User Guide
This guide covers the stats-based workflow for leak-free label normalization in machine learning.
⚠️ Critical: Always Use the Stats-Based Workflow
NEVER use normalize_labels()
directly on your full dataset. This causes data leakage! Instead, follow this pattern:
- Compute stats from training data ONLY
- Apply the same stats to validation/test data
- Denormalize predictions using the same stats
The Three-Step Pattern
Step 1: Compute Normalization Statistics (Training Data Only)
using RealLabelNormalization
# Your training labels (with outliers)
train_labels = [1.2, 5.8, 3.4, 8.1, 2.3, 100.5] # 100.5 is an outlier
# Compute stats from training data ONLY
stats = compute_normalization_stats(train_labels; method=:zscore, clip_quantiles=(0.01, 0.99))
Step 2: Apply Stats to All Data Splits
# Apply SAME stats to training data
train_normalized = apply_normalization(train_labels, stats)
# Apply SAME stats to validation data
val_labels = [2.1, 4.3, 6.7, 9.2]
val_normalized = apply_normalization(val_labels, stats)
# Apply SAME stats to test data
test_labels = [1.8, 5.1, 7.3]
test_normalized = apply_normalization(test_labels, stats)
Step 3: Denormalize Predictions
# After training your model on normalized data...
predictions_normalized = model(X_test) # Model outputs normalized predictions
# Convert back to original scale using SAME stats
predictions_original = denormalize_labels(predictions_normalized, stats)
Multi-Target Regression (Stats-Based)
For multiple target variables, follow the same three-step pattern:
# Training data: each column is a different target
train_labels = [1.0 10.0 100.0;
5.0 20.0 200.0;
3.0 15.0 150.0;
8.0 25.0 250.0]
# Step 1: Compute stats from training data ONLY
stats = compute_normalization_stats(train_labels; mode=:columnwise, method=:zscore)
# Step 2: Apply SAME stats to all splits
train_normalized = apply_normalization(train_labels, stats)
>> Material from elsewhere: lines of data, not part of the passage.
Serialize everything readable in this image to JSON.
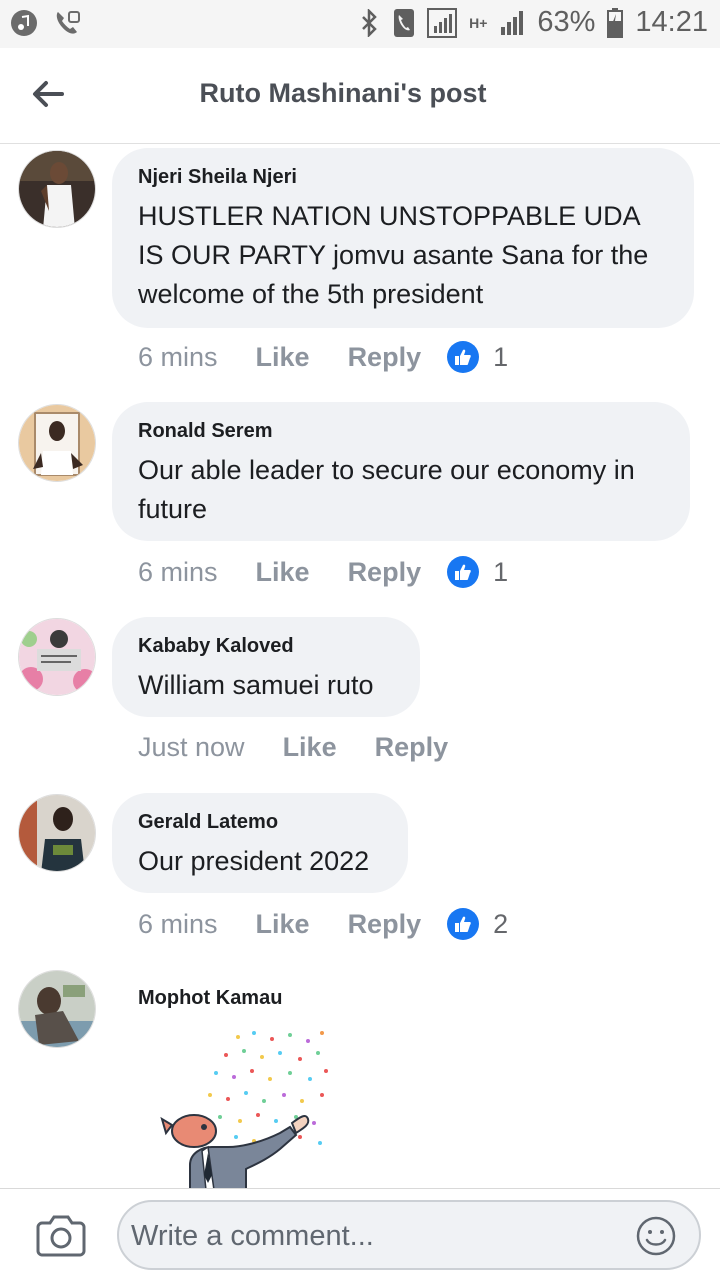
{
  "status_bar": {
    "battery": "63%",
    "time": "14:21",
    "network": "H+"
  },
  "header": {
    "title": "Ruto Mashinani's post"
  },
  "comments": [
    {
      "author": "Njeri Sheila Njeri",
      "text": "HUSTLER NATION UNSTOPPABLE UDA IS OUR PARTY jomvu asante Sana for the welcome of the 5th president",
      "time": "6 mins",
      "like_label": "Like",
      "reply_label": "Reply",
      "likes": "1"
    },
    {
      "author": "Ronald Serem",
      "text": "Our able leader to secure our economy in future",
      "time": "6 mins",
      "like_label": "Like",
      "reply_label": "Reply",
      "likes": "1"
    },
    {
      "author": "Kababy Kaloved",
      "text": "William samuei ruto",
      "time": "Just now",
      "like_label": "Like",
      "reply_label": "Reply",
      "likes": ""
    },
    {
      "author": "Gerald Latemo",
      "text": "Our president 2022",
      "time": "6 mins",
      "like_label": "Like",
      "reply_label": "Reply",
      "likes": "2"
    },
    {
      "author": "Mophot Kamau",
      "text": "",
      "time": "",
      "like_label": "",
      "reply_label": "",
      "likes": ""
    }
  ],
  "composer": {
    "placeholder": "Write a comment..."
  },
  "colors": {
    "accent": "#1877f2",
    "bubble": "#f0f2f5",
    "meta_text": "#8d949e"
  }
}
val_normalized = apply_normalization(val_labels, stats) # Same stats
test_normalized = apply_normalization(test_labels, stats) # Same stats
# Step 3: Denormalize predictions using SAME stats
predictions_original = denormalize_labels(predictions_normalized, stats)
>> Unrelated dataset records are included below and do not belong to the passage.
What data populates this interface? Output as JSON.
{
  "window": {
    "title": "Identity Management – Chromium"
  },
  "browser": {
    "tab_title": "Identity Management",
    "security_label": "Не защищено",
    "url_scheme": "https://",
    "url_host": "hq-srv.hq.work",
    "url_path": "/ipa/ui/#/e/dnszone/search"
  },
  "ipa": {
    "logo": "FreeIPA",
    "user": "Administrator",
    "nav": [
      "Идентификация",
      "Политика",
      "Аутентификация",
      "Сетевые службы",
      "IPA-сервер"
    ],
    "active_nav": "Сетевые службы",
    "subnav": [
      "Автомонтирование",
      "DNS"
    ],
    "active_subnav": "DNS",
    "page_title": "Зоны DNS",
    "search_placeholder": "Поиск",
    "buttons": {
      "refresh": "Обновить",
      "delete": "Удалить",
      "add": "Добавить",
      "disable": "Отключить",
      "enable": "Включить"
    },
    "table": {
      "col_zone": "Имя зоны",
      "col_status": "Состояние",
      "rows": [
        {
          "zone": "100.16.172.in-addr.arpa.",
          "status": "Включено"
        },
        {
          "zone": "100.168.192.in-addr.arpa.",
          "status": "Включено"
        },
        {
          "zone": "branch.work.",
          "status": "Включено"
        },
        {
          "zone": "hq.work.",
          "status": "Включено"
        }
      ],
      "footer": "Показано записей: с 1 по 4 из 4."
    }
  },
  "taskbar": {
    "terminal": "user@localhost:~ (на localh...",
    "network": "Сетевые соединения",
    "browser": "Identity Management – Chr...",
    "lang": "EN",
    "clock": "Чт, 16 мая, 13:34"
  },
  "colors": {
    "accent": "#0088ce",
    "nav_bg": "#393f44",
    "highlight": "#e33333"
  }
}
Normalization Methods (Stats-Based)
Min-Max Normalization
Scales values to a specified range (default: [-1, 1]
):
# Step 1: Compute stats from training data
stats = compute_normalization_stats(train_labels; method=:minmax, range=(-1, 1))
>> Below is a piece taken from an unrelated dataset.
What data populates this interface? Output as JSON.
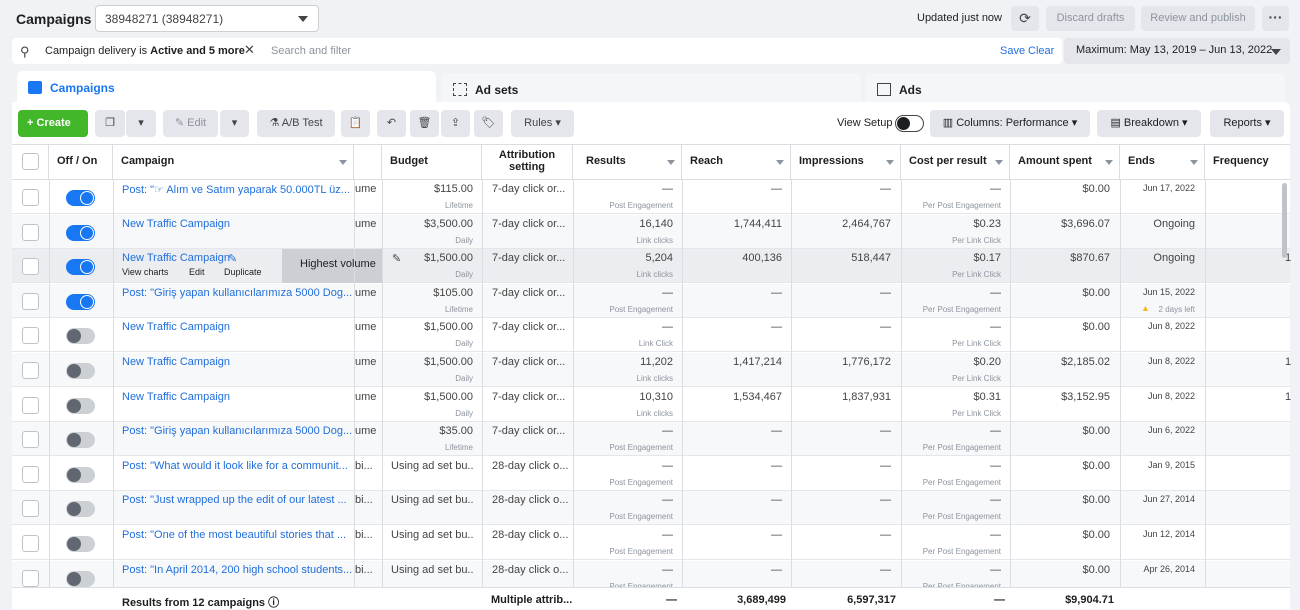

# Step 2: Apply to all splits
train_norm = apply_normalization(train_labels, stats)
test_norm = apply_normalization(test_labels, stats)
# Step 3: Denormalize predictions
predictions_original = denormalize_labels(predictions_normalized, stats)
Z-Score Normalization
Standardizes values to have zero mean and unit variance:
# Step 1: Compute stats from training data
stats = compute_normalization_stats(train_labels; method=:zscore)
# Step 2: Apply to all splits
train_norm = apply_normalization(train_labels, stats)
test_norm = apply_normalization(test_labels, stats)
# Step 3: Denormalize predictions
predictions_original = denormalize_labels(predictions_normalized, stats)
Outlier Handling (Stats-Based)
Quantile-Based Clipping
Configure clipping when computing stats from training data:
# Step 1: Compute stats with outlier clipping (training data only)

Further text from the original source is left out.